Through scouting, I’ve noticed the places deer like to feed and the travel corridors they like to use. I’ve found several varieties of oak trees on my property that deer love to feed on when acorns are falling. Knowing the area and lay of the land really helps put the puzzle together in plotting a hunting strategy. I’ll find a stand sight in a tree with good foliage cover that allows me a bow shot at an oak tree I know from experience the deer love to hit when the acorns start falling.

I’ll mark these trees with surveyors ribbon so that in the winter, when all the leaves have fallen and the sap in the trees is at its lowest, I can find and fertilize them. There is a specific way I go about this that I have learned from the advice of farmers, QDMA members, respected wildlife biologists and from hard learned personal experience.

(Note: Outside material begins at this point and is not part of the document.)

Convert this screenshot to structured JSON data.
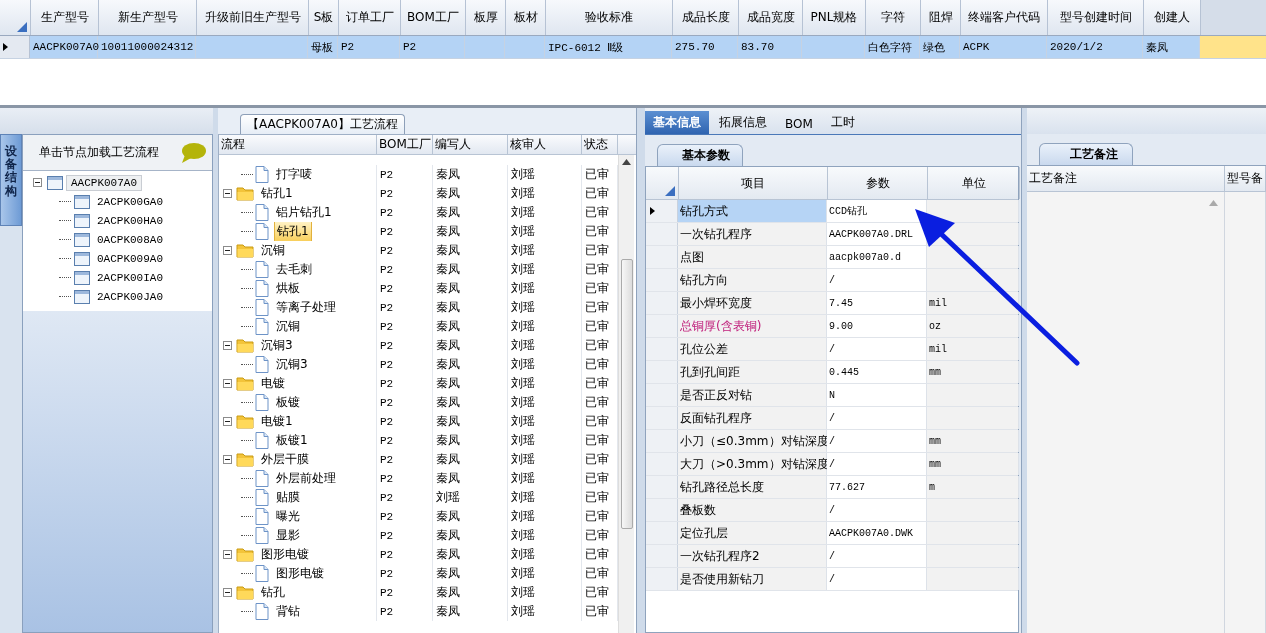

If I can find a tree that deer seem to pay more attention to than any other tree in the area, I’m in business. Usually the reason they are hitting this tree and ignoring the others that are dropping just as many acorns is that this is what I call a “SWEET TREE”. Simply, this means that the tannic acid content in the acorns this oak tree is producing is lower than any of the other trees in the immediate area. The acorns don’t taste as bitter to the deer, therefore they are sweeter. Finding one of these special trees takes some looking but when you find it, you’ll know what you’re looking. From the base of the trunk, all the way out to the drip line and beyond, there will hardly be a leaf to be found and the ground itself will look like a roto-tiller has chewed it up with all the tracks and droppings there. It truly is a sight to see! By fertilizing this already good tree, I’ll make it even better next fall.

I like to do this after the season closes. I’ll get several bags of 10-10-10 fertilizer. The first number is for nitrogen, the second number represents phosphorus and the third number is for potassium. Along with this I like to add zinc in a granulated form. I mix the zinc with the fertilizer in a 5-gallon bucket and then fill my handheld broadcast spreader. I spread fertilizer around the entire tree at the DRIP LINE. This is the imaginary line formed by how far out from the trunk of the tree the limbs grow. Underground, the root system will reach out to the drip line and that’s where you want the fertilizer to reach when the rain soaks it in. You don’t want to get any closer to the trunk of the tree than that.

A good rule of thumb as far as how much fertilizer to use is: 1POUND OF FERTILIZER TO EVERY INCH OF DIAMETER OF THE TREE TRUNK AT ABOUT CHEST HIGH. So if the diameter of the oak is 14 inches, use 14 pounds of fertilizer.

You can also fertilize greenbriar, honeysuckle, persimmon trees, crabapples and muscadines in the same manner. I buy persimmon, apple, crabapple and sawtooth oak tree saplings from an online supplier. They ship them in good shape with very little soil on them. They are wrapped in wet newspaper surrounded by plastic sheeting to hold the moisture in. I plant these in the corners of my food plots. I usually use potting mix and about a cup of lime mixed together in the hole I’ve dug for the sapling. I water it in with Miracle Grow mixed in the water. For support, I stake the tree to the ground using rope tied to it in three directions. I also use a piece of flexible black drain pipe that we’ve all seen with the drain holes in it to put around the trunk of the tree to protect it from bucks rubbing it and possibly killing it until it gets to be about a year old. At that time I can just cut it off with sheet metal shears and the tree is on its way.

Food PlotsI know all this sounds like a lot of work and it is. For me, I get the thrill of truly seeing the FRUITS of my labor. If you’re as passionate about farming for wildlife as I am and so many more that I know, it’s an accepted part of the big picture we all want to see each and every fall and we don’t mind doing it. I live for doing this in my beloved woods and absolutely love seeing the difference I’ve made in the health of the deer, turkey and other animals that live there. This is one more way that I attract and hold deer on the properties I hunt. Try employing some of these time tested tactics that I’ve used on your property and see the difference it makes in your wildlife and in your experience.